Qualifié pour la finale des Masters après avoir battu Roger Federer, 6–2, 4–6, 7–5, Nikolay Davydenko a été fidèle à lui même, commençant sa conférence de presse par : « Il y a du monde aujourd’hui. » Le Russe est content que la réussite ait pour une fois changé de camp.
Finalement vous avez battu Roger. Comment avez‐vous fait ?
J’imaginais que c’était la question que tout le monde allait me poser. Ma famille, tous ceux qui me soutiennent, attendaient ce moment, que je batte Federer car j’ai battu tous les autres membres du top 10. Je pensais que cela viendrait peut‐être en 2010 et 2011. Mais en 2009, en fin de saison, c’est un bon sentiment.

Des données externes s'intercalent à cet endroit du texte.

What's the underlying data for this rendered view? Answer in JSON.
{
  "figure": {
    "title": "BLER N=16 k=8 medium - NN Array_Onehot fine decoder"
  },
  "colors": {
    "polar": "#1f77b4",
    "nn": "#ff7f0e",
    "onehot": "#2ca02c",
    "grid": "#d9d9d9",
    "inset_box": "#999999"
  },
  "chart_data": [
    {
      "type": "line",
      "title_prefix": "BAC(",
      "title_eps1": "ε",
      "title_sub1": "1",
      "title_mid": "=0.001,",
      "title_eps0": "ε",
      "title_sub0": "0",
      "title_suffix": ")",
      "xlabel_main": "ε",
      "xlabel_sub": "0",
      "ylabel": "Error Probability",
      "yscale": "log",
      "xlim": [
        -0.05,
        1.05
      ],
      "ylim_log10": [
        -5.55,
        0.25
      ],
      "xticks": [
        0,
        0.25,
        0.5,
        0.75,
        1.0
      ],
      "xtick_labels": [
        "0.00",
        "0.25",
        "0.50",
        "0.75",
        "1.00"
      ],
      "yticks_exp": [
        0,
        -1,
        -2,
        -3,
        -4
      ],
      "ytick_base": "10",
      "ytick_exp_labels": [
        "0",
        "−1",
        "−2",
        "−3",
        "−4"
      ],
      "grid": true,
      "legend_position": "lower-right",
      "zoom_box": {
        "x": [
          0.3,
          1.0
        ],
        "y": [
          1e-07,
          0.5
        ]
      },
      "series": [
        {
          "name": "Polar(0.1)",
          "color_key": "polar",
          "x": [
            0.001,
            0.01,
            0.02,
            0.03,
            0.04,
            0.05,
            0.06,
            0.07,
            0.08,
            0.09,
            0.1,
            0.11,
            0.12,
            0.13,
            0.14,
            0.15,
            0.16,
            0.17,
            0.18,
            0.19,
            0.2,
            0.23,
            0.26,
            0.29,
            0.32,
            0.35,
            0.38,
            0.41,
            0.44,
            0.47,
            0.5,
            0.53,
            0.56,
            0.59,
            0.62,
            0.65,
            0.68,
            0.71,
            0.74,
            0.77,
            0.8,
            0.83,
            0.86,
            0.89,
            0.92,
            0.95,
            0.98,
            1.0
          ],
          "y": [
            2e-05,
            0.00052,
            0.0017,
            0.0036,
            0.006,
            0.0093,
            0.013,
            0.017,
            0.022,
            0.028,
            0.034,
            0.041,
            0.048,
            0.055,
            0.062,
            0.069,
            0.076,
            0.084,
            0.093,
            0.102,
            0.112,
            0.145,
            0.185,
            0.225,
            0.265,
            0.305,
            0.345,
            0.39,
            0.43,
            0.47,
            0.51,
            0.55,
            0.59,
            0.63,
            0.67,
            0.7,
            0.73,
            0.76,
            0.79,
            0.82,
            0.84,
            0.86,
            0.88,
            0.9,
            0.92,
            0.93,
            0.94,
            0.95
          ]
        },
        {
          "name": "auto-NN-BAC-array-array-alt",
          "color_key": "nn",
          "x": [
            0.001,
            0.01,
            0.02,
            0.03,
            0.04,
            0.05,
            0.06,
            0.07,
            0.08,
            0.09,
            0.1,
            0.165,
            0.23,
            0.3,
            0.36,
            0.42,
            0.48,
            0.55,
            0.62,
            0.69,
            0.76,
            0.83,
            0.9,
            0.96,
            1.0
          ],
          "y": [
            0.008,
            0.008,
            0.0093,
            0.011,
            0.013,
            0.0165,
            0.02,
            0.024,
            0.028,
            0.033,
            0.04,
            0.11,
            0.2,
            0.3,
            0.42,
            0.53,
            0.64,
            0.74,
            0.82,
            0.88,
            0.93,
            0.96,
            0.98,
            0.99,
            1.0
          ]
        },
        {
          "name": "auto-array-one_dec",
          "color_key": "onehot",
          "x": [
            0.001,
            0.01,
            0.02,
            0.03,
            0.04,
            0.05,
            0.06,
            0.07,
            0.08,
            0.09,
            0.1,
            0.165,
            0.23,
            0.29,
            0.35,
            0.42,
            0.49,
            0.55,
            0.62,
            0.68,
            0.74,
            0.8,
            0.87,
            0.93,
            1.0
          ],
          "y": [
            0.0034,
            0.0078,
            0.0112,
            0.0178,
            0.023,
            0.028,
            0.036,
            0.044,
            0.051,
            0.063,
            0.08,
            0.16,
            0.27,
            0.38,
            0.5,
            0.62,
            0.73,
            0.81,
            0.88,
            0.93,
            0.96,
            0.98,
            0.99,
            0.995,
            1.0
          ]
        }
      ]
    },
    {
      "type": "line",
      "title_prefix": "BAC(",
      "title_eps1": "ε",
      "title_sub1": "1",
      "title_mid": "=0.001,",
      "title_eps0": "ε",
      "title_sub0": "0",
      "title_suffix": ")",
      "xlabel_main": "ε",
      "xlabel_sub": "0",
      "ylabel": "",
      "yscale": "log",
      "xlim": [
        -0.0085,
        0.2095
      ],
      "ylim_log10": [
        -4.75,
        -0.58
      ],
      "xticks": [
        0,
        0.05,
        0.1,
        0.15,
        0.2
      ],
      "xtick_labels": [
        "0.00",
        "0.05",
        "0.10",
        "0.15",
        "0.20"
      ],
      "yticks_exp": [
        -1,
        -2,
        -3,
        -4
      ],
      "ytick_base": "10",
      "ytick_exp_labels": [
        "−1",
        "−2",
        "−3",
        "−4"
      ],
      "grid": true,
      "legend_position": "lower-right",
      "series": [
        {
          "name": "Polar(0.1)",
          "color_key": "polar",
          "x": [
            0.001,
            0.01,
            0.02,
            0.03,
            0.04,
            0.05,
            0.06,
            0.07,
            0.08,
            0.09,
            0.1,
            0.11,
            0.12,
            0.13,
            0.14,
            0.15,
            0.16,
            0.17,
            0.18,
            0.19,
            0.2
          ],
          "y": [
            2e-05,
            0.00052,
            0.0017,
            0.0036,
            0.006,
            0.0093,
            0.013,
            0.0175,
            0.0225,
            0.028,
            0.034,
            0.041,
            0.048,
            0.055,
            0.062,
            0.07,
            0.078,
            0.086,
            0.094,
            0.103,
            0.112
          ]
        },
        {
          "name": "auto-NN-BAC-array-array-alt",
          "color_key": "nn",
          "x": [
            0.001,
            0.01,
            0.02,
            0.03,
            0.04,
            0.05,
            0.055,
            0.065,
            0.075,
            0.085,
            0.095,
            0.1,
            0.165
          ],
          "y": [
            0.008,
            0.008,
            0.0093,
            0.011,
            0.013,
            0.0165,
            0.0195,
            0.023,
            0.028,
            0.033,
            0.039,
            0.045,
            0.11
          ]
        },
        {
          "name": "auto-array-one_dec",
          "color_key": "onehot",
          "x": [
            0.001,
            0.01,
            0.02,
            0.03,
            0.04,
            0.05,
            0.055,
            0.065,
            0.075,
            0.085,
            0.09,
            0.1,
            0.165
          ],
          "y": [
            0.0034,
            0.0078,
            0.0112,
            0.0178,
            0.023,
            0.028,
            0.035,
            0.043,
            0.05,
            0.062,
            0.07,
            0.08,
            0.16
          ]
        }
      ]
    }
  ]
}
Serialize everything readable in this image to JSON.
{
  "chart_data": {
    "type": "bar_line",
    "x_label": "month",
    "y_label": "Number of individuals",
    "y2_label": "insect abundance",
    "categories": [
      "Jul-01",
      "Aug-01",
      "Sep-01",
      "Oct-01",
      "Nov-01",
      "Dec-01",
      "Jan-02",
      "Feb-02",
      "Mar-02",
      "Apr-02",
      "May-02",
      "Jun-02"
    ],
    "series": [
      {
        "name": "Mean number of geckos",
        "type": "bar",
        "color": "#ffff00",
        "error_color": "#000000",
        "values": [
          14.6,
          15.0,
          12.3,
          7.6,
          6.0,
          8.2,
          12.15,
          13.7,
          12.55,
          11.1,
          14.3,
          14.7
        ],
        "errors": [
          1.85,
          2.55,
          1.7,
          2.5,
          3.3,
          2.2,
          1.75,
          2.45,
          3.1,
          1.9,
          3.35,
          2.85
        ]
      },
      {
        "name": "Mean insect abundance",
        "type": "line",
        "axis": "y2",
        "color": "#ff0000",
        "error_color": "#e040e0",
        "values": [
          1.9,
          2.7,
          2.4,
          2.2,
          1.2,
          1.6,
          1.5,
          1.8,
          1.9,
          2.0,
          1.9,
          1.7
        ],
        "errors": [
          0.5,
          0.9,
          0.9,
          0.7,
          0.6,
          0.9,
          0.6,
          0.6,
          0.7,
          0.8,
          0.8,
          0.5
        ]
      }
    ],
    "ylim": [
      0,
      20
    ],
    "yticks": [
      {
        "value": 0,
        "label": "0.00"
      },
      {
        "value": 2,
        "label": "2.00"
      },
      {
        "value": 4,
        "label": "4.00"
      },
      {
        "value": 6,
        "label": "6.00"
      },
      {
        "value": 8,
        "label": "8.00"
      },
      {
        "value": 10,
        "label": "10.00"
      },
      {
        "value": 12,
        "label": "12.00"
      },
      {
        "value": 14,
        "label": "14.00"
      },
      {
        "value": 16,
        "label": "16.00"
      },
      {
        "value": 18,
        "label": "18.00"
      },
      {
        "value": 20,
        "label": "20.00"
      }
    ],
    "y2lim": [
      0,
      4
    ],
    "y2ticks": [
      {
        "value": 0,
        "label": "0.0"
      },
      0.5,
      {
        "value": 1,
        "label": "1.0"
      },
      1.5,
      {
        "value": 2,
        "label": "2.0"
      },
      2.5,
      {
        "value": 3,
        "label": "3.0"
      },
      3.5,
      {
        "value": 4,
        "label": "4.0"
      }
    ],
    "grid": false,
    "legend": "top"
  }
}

Vitas Gerulaitis a perdu ses 13 matchs contre Borg, déclarant qu’il était battu avant d’entrer sur le court. Était‐ce le cas pour vous lors de vos douze défaites de rang contre Federer ?
Je n’ai pensé à rien. J’ai juste pensé que si je perdais, demain je prenais l’avion et j’étais aux Maldives. C’était vraiment dans mon esprit. Je ne m’inquiétais pas, je ne me mettais pas de pression. Je savais que je jouais bien. J’ai pensé différemment aujourd’hui. Je voulais montrer la même confiance qu’hier, parce que je me sentais bien. Et c’est passé. Ça s’est vraiment passé, pour mon quatrième match, j’ai très bien joué.
Vous n’aviez que 15 heures entre votre match d’hier et celui d’aujourd’hui. Comment vous sentez‐vous physiquement après ce nouveau match en trois sets ?
J’étais fatigué, très fatigué, je me sentais un peu lent. Si vous ne l’avez pas vu, c’est bien. Mais j’ai joué tous les jeux, tous les points à 100%. Nous verrons demain. Là, j’ai un peu plus de temps. Je veux être à 100%. J’espère être prêt physiquement pour la finale.
A quelle heure êtes‐vous allé vous couchez hier ?
À 3 heures du matin. Je suis rentré à 1 heure, j’ai fait un massage d’une heure et demie. Mais j’ai joué trois fois en session nocturne, donc j’étais habitué à ce rythme. Aujourd’hui, je n’ai dormi que sept heures, mais ça allait. Sept heures ont suffi.
Vous avez dormi seul ?
Allons. Je suis marié. Allons, allons. Que voulez‐vous, que je dorme avec deux, trois, quatre filles ?
Vous êtes Russe.
Je suis Russe, mais je ne suis pas Safin (rires).
Que vous est‐il passé par la tête à 5–4 contre vous et qu’il vous a renvoyé votre smash dans les pieds ?
A 0–30, je pensais que Federer allait encore être chanceux. Il m’a battu 12 fois. Sur ce point‐là, j’ai pensé : « Pas une nouvelle fois, s’il-vous-plaît. » Mais j’aurais très bien pu perdre 6–4 au troisième set. J’ai gagné le point suivant, je me suis bien concentré. Et ensuite, j’ai eu la réussite.